Why zany? Here’s an excerpt from the op/ed:
The non-activation of the trigger is just further affirmation that the Republican majority’s decision to ramrod through their massive oil tax cut in less than a week during the final days of the legislative session was never about avoiding that temporary tax incentive. It was about dramatically reducing the oil extraction tax for senseless ideological reasons that are diametrically opposed to the best interests of North Dakotans, both present and future.
Just to be clear, the trigger policy is based on the price of oil. Onstad and Schneider seem to be implying that Republicans somehow manipulated oil prices to manufacture a justification for reform oil taxes.
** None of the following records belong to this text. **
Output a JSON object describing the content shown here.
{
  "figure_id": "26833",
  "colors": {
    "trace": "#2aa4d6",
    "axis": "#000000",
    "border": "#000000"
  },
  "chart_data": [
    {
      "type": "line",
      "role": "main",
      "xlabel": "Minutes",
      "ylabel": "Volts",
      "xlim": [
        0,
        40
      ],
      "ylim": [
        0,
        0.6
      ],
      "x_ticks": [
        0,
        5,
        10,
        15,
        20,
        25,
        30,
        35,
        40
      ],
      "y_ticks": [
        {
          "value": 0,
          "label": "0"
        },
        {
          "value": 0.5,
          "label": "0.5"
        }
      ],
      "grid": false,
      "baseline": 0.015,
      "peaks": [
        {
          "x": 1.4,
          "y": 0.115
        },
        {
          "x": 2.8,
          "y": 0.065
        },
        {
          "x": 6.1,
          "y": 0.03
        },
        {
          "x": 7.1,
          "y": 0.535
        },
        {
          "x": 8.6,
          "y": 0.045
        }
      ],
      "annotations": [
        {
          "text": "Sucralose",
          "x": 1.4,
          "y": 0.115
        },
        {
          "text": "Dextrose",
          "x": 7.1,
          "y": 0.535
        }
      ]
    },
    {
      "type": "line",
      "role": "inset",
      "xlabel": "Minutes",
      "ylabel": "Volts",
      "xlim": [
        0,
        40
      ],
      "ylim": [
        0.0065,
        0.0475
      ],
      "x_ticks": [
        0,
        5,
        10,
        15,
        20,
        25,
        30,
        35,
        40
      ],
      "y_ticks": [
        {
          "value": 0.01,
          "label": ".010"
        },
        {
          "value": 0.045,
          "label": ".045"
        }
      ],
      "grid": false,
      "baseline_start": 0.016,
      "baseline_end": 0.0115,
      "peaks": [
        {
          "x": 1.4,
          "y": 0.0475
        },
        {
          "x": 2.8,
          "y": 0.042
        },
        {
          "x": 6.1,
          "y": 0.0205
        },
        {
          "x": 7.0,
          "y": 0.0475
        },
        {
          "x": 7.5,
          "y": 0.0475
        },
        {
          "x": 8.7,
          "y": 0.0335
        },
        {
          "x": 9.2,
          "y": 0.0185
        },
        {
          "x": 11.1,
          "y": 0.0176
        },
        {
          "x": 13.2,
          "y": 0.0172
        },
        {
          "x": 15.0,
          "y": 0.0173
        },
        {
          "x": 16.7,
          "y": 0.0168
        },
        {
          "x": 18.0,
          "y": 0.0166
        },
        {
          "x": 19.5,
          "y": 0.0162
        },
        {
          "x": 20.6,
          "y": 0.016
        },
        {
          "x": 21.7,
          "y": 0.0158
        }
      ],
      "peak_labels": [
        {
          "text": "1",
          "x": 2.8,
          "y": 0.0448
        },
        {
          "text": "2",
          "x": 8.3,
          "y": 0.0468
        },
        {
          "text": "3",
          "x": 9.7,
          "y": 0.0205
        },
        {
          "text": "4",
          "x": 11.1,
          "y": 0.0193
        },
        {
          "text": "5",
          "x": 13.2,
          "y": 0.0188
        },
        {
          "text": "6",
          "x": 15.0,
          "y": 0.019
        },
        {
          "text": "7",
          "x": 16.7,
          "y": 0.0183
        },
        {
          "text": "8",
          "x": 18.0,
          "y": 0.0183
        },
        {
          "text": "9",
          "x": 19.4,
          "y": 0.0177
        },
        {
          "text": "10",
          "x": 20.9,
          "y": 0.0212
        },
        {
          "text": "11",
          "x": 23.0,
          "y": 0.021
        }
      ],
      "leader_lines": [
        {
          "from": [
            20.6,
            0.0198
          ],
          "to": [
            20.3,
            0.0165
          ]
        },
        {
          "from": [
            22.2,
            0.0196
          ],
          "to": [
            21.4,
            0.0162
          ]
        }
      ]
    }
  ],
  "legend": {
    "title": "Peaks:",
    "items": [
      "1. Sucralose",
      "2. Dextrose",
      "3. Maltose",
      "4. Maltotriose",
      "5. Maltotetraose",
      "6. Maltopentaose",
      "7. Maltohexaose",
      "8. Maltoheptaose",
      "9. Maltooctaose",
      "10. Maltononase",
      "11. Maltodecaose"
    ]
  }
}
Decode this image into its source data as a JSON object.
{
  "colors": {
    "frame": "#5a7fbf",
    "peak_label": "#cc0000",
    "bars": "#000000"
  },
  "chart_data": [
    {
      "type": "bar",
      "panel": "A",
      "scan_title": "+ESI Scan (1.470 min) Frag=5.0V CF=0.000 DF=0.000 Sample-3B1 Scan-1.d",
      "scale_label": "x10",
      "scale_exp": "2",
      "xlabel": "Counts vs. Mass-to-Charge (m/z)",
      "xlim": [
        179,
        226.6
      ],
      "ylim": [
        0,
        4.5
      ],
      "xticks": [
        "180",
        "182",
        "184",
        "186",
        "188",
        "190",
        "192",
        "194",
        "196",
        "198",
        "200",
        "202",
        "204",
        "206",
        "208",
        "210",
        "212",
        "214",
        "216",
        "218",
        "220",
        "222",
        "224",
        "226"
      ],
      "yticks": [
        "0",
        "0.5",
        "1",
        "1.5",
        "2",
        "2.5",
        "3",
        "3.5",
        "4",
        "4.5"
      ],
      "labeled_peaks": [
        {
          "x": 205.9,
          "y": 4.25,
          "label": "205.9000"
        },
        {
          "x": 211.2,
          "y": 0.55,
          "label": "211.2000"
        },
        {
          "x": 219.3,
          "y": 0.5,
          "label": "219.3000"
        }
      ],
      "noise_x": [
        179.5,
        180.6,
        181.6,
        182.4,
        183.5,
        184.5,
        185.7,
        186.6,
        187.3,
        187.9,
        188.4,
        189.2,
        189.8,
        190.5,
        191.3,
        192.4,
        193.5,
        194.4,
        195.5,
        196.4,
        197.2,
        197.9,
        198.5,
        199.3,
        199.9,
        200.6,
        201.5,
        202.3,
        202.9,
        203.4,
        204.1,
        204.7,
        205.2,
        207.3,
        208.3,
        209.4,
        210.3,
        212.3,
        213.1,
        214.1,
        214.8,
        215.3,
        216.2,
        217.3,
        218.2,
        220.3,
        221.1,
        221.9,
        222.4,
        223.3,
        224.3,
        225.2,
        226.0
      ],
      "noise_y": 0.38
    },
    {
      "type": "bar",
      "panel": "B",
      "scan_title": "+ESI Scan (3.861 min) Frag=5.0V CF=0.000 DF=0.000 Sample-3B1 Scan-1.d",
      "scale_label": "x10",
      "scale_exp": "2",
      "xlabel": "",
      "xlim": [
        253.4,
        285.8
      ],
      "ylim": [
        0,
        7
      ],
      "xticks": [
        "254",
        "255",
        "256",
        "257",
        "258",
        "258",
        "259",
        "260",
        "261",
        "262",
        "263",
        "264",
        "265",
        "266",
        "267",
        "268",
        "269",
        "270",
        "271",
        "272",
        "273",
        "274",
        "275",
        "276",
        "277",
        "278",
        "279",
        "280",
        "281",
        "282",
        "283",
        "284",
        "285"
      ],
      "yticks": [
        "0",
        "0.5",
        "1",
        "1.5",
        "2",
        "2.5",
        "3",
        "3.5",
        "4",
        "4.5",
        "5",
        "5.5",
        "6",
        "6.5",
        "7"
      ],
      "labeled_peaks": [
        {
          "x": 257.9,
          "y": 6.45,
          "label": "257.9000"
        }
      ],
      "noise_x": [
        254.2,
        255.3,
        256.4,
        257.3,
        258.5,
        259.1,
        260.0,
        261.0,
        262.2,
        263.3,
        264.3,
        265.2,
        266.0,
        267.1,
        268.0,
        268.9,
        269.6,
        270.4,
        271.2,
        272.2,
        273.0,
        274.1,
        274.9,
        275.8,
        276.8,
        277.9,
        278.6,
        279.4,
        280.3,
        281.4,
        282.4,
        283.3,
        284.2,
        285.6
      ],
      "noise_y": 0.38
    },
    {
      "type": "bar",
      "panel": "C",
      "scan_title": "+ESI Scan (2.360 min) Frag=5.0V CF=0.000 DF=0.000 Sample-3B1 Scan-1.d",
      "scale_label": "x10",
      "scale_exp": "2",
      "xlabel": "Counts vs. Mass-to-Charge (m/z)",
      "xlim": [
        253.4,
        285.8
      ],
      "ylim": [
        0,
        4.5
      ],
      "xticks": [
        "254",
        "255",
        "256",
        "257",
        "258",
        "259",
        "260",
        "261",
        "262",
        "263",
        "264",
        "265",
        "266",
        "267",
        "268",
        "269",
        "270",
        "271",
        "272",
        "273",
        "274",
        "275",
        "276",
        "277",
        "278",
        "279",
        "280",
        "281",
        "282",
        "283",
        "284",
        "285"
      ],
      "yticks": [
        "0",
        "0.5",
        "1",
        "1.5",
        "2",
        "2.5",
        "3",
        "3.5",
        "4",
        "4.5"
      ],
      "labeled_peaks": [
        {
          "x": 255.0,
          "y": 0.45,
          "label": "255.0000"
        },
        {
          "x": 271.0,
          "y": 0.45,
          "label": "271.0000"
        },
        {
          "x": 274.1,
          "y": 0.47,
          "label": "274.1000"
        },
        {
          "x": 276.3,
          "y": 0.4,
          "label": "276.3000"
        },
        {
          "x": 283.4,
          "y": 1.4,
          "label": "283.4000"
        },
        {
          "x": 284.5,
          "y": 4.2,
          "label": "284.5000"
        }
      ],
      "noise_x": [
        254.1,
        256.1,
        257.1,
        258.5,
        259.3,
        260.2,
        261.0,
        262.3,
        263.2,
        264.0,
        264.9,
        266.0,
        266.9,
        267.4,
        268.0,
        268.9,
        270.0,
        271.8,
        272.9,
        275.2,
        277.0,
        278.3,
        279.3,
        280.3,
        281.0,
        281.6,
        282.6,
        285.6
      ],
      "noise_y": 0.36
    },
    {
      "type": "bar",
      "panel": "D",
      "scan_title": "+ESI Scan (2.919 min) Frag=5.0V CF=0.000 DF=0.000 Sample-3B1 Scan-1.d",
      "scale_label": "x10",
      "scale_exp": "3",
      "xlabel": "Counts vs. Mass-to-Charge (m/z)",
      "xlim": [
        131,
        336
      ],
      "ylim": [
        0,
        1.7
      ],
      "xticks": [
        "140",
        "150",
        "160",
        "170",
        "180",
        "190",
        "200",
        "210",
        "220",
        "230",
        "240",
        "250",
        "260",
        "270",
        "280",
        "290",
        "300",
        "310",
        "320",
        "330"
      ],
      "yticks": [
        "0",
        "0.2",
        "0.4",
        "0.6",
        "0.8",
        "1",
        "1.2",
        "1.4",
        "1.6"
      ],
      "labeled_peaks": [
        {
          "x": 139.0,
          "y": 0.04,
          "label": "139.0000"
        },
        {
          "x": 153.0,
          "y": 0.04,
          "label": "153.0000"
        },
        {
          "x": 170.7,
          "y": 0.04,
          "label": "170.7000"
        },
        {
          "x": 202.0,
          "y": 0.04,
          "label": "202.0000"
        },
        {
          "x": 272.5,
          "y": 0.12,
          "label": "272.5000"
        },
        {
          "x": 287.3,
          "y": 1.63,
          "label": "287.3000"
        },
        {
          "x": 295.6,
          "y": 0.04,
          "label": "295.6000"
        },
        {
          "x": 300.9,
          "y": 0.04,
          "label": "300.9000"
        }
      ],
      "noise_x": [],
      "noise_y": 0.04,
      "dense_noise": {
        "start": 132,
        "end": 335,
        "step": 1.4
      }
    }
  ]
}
That’s a pretty far-out accusation. Maybe, just maybe, the fact that oil industry executives and state officials were watching oil prices in the closing days of May unsure if we were going to see a wild, potentially multi-billion dollar swing in revenues/tax burdens was exactly why Republicans pushed this reform.
Schneider and Onstad deride “senseless ideological reasons” for Republicans pushing oil tax reform, but is it not ideological for Democrats to oppose reform to hugely volatile oil tax policy for no other reason than ideological objections to even modest tax reductions?
This sums up why Democrats can’t get any political traction in North Dakota. They seem less concerned with actually governing than “gotcha” politics.